Fraud Type Description
BOT_STREAMS Abnormal stream spike (5x+ standard deviation)
ZERO_RATE_PAYOUTS Rate per stream below minimum threshold
DUPLICATE_CLAIM Same track/platform reported twice in overlapping window
ROYALTY_SIPHONING Systematic underpayment pattern
STREAM_MANIPULATION Statistical manipulation of play counts

Platforms Supported

Spotify, Apple Music, YouTube Music, Amazon Music, Tidal, Deezer, SoundCloud, and custom platforms.

Advanced Features

Pipeline

from royaltyguard import RoyaltyPipeline

pipeline = (
    RoyaltyPipeline()
    .filter(lambda e: e.streams > 1000, name="min_streams")
    .map(lambda entries: sorted(entries, key=lambda e: -e.royalty_amount), name="sort_by_value")
    .with_retry(count=2)
)

filtered = pipeline.run(entries)
print(pipeline.audit_log())

Caching

from royaltyguard import RoyaltyCache

cache = RoyaltyCache(max_size=512, ttl_seconds=1800)

@cache.memoize
def get_creator_report(creator_id):
    return detector.analyze(creator_id, entries_map[creator_id])

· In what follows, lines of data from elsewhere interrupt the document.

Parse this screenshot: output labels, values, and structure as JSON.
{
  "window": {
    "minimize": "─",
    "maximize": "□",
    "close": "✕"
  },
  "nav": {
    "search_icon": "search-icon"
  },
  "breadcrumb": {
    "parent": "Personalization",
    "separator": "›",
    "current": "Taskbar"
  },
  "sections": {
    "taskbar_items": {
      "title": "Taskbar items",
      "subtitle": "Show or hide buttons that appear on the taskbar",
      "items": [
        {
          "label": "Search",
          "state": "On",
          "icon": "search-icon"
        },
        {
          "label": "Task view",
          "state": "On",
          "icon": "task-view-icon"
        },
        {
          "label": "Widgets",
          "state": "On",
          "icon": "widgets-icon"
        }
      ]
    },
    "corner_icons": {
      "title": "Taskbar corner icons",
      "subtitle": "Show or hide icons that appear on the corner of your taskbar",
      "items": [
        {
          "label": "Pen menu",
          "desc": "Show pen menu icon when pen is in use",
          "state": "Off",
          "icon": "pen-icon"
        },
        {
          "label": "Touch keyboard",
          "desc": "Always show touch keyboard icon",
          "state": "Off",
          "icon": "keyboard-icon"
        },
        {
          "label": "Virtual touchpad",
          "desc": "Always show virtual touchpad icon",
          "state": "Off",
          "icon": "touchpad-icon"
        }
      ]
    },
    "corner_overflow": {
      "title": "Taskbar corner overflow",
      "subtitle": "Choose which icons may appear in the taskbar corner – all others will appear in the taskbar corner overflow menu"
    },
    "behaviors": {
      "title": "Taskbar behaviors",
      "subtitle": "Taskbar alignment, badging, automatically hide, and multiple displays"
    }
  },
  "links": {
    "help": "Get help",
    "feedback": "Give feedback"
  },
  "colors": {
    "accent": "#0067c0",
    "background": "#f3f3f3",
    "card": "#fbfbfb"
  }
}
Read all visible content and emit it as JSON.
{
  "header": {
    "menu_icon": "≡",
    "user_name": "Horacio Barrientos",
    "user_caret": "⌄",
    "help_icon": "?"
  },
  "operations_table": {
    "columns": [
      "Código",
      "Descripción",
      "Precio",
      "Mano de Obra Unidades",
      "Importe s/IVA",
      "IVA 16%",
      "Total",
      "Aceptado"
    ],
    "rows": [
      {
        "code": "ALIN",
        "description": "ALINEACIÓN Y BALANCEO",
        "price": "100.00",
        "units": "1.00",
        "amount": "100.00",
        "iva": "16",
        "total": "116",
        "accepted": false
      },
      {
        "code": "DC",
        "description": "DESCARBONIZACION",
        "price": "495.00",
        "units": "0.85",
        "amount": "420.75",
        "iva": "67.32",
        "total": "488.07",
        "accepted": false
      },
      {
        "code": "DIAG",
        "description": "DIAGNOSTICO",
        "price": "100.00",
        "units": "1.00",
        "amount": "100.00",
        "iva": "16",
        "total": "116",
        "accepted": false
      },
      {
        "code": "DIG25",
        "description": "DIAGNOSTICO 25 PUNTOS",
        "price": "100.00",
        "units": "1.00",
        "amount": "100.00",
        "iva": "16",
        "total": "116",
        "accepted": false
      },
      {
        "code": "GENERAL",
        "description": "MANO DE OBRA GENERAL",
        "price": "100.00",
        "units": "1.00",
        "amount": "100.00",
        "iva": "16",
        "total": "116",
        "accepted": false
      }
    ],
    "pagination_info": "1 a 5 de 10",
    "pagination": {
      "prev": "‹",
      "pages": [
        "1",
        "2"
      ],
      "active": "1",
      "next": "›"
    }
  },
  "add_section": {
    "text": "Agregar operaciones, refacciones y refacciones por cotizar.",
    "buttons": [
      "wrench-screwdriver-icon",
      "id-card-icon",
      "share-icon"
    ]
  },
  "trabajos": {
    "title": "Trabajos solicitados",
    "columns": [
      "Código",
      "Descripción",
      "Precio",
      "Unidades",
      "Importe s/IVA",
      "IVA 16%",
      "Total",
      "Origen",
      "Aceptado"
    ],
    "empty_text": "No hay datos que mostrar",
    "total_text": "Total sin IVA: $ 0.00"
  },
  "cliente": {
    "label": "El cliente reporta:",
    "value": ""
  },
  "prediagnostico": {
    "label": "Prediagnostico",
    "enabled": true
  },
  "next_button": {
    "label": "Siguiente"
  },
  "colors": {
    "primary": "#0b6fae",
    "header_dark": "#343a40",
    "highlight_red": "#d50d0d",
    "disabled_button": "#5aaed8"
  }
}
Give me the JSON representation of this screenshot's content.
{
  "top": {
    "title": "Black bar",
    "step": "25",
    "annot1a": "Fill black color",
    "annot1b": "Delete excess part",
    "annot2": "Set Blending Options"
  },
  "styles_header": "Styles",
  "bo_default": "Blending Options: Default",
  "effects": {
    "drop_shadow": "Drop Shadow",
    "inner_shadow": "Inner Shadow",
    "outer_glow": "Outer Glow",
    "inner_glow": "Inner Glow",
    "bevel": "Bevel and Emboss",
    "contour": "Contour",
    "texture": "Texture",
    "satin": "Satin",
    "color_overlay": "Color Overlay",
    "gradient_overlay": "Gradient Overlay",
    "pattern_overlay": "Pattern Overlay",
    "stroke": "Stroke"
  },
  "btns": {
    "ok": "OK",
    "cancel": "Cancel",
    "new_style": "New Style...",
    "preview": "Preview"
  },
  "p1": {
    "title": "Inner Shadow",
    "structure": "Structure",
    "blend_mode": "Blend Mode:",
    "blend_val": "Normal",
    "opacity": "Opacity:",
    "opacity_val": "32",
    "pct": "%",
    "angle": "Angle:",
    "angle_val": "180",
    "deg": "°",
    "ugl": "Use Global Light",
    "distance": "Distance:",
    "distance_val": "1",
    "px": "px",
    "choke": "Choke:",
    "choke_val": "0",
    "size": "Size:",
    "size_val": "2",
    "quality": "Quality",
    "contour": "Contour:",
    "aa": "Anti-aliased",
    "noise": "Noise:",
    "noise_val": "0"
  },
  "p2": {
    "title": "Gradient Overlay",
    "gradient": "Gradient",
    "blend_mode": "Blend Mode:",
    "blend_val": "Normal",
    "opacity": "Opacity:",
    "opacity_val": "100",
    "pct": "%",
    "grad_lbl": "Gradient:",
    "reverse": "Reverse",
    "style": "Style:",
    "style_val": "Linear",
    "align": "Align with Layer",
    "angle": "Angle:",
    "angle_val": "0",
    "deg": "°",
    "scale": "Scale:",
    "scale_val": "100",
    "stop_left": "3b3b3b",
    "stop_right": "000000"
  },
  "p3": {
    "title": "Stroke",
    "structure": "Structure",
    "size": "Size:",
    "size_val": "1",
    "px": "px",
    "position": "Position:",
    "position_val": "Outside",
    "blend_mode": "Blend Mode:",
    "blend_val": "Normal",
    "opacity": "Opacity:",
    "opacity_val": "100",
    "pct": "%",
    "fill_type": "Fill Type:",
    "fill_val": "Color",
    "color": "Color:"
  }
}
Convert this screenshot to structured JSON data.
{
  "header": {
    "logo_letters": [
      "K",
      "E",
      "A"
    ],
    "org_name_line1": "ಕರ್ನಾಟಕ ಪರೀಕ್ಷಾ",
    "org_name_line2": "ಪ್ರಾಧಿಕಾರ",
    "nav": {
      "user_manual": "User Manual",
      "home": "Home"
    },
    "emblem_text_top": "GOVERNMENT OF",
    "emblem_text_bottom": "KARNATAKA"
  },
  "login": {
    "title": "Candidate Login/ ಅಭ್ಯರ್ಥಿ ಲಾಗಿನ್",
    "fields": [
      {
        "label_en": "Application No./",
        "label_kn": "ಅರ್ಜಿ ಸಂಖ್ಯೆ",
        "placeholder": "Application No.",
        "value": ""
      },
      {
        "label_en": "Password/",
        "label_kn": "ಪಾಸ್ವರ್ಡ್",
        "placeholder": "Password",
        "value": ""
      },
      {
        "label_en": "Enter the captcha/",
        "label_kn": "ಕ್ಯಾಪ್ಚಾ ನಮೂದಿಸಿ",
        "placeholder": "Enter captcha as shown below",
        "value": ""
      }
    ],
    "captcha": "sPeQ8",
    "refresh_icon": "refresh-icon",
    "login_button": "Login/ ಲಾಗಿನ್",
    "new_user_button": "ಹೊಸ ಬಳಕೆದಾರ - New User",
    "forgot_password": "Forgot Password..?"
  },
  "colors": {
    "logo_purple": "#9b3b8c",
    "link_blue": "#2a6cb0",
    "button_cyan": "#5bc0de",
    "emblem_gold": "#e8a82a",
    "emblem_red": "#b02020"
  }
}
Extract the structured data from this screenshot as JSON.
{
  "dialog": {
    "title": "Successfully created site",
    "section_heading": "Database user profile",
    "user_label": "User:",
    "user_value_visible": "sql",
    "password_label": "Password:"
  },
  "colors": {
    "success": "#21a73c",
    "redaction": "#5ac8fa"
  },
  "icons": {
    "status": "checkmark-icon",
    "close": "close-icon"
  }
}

cache.save("royalty_cache.pkl")
print(cache.stats())

Validation

from royaltyguard import RoyaltyValidator, RoyaltyRule

validator = RoyaltyValidator()
validator.add_rule(RoyaltyRule("min_streams", 100, "Ignore micro-plays"))
validator.add_rule(RoyaltyRule("allowed_platforms", ["spotify", "apple_music"]))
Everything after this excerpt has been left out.